Vamos recapitular. Em 2015, a Câmara dos Deputados aprovou a minirreforma eleitoral que se transformou na lei 13.165. Como agora, o objetivo principal era tornar as campanhas no Brasil mais baratas, e uma das formas encontradas foi reduzir o seu tempo de 90 para 45 dias. Agora, discute-se uma nova mudança, com uma possível ampliação do tempo de campanha.

Os dados do Congresso em Números confirmam algo conhecido intuitivamente: a Câmara trabalha menos em anos eleitorais porque os deputados tendem a dedicar mais tempo a buscar votos nas suas bases. No entanto, em 2016, ano de disputa por mais de 5,5 mil municípios, os dados apresentam comportamento bem diferente. Com as novas regras da minirreforma de 2015, os deputados estiveram mais presentes e deliberaram como nunca em plenário.

O número de sessões em 2016 superou em 28% a média de sessões dos anos com eleições municipais, quando ainda não tínhamos as novas regras da minirreforma. Se comparada com as eleições gerais, a diferença em 2016 foi ainda maior: 62%. O total de sessões do ano passado superou, inclusive, a média dos anos sem eleições, contrariando um comportamento histórico da Casa.

Outros dados merecem atenção. Nos quatro anos de eleições municipais anteriores a 2016, o plenário da Câmara realizou, em média, 135 votações. No ano passado, o plenário votou 215 vezes, um aumento de quase 60% no comparativo com a média dos anos de eleições municipais.

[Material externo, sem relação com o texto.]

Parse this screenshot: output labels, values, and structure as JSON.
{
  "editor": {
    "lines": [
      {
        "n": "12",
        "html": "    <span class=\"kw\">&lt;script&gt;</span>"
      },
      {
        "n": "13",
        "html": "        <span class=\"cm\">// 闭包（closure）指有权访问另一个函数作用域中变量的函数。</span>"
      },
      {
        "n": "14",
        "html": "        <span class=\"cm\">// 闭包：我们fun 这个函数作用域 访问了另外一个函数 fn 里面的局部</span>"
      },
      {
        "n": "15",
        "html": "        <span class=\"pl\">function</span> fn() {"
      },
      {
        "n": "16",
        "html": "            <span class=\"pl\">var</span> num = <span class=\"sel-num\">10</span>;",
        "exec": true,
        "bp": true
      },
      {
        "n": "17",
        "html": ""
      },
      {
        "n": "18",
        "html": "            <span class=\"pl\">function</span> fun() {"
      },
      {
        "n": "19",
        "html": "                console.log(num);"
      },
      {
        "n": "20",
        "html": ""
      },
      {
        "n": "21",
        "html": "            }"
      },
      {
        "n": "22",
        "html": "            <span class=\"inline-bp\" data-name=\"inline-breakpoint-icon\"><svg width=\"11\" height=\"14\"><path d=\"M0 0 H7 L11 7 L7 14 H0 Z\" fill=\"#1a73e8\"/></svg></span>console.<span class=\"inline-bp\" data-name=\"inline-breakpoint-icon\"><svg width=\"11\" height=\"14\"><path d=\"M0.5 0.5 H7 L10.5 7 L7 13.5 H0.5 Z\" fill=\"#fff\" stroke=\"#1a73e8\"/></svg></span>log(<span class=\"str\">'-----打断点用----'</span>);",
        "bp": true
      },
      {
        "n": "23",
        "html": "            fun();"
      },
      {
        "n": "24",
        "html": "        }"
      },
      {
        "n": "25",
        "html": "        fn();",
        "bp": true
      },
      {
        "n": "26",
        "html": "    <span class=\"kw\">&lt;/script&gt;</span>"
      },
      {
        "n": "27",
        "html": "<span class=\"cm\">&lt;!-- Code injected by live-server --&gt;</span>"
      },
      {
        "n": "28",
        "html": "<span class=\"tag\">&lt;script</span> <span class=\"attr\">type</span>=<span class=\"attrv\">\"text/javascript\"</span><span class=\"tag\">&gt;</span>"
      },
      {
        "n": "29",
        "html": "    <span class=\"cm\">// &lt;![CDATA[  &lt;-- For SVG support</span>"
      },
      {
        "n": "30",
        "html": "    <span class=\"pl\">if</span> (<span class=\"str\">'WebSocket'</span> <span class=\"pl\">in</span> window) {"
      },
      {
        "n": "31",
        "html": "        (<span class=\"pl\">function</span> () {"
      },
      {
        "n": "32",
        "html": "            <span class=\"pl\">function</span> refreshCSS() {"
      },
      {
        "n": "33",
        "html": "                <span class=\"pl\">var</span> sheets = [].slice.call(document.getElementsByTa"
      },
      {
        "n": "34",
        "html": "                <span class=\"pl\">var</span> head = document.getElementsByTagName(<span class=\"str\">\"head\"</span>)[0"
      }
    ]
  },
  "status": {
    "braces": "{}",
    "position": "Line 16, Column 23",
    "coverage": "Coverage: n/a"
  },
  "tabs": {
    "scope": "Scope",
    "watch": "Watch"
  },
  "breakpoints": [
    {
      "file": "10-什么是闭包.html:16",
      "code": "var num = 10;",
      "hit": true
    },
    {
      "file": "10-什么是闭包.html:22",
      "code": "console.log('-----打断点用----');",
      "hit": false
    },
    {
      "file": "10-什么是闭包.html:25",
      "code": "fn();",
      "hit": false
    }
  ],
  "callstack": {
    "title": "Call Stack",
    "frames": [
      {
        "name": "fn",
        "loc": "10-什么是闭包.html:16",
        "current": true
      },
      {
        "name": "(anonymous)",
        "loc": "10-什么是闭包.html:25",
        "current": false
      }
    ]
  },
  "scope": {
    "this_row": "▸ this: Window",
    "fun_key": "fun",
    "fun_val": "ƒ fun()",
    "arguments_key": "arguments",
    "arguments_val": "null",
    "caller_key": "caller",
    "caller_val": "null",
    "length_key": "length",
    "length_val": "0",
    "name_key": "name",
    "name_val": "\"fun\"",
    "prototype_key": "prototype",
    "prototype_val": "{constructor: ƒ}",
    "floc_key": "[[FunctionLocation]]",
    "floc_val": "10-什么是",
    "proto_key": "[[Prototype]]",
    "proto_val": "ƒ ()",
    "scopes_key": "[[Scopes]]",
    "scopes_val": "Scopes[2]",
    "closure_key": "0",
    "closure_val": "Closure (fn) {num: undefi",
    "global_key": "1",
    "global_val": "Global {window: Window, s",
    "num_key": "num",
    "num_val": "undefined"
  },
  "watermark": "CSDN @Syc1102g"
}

Esses dados precisam, evidentemente, ser contextualizados. Como sabemos, o ano de 2016 foi atípico em muitos aspectos, com crises econômica e política, impeachment, entre outros fatores que podem ter mobilizado mais os deputados. Como esses são fatores mais difíceis de controlar na análise, os próximos anos, portanto, vão indicar o quanto as mudanças nas regras do jogo propostas confirmam ou não a inflexão identificada em 2016.

A despeito disso, os dados sugerem, por enquanto, duas conclusões. A primeira delas é que a produtividade da Câmara parece estar diretamente ligada ao tempo de campanha eleitoral. Quanto mais tempo dedicado à busca de votos, mais os deputados se ausentam das sessões, menos a Câmara delibera e vota. A segunda é que mudanças nas regras do jogo podem trazer também efeitos secundários não previstos originalmente na produtividade da Câmara.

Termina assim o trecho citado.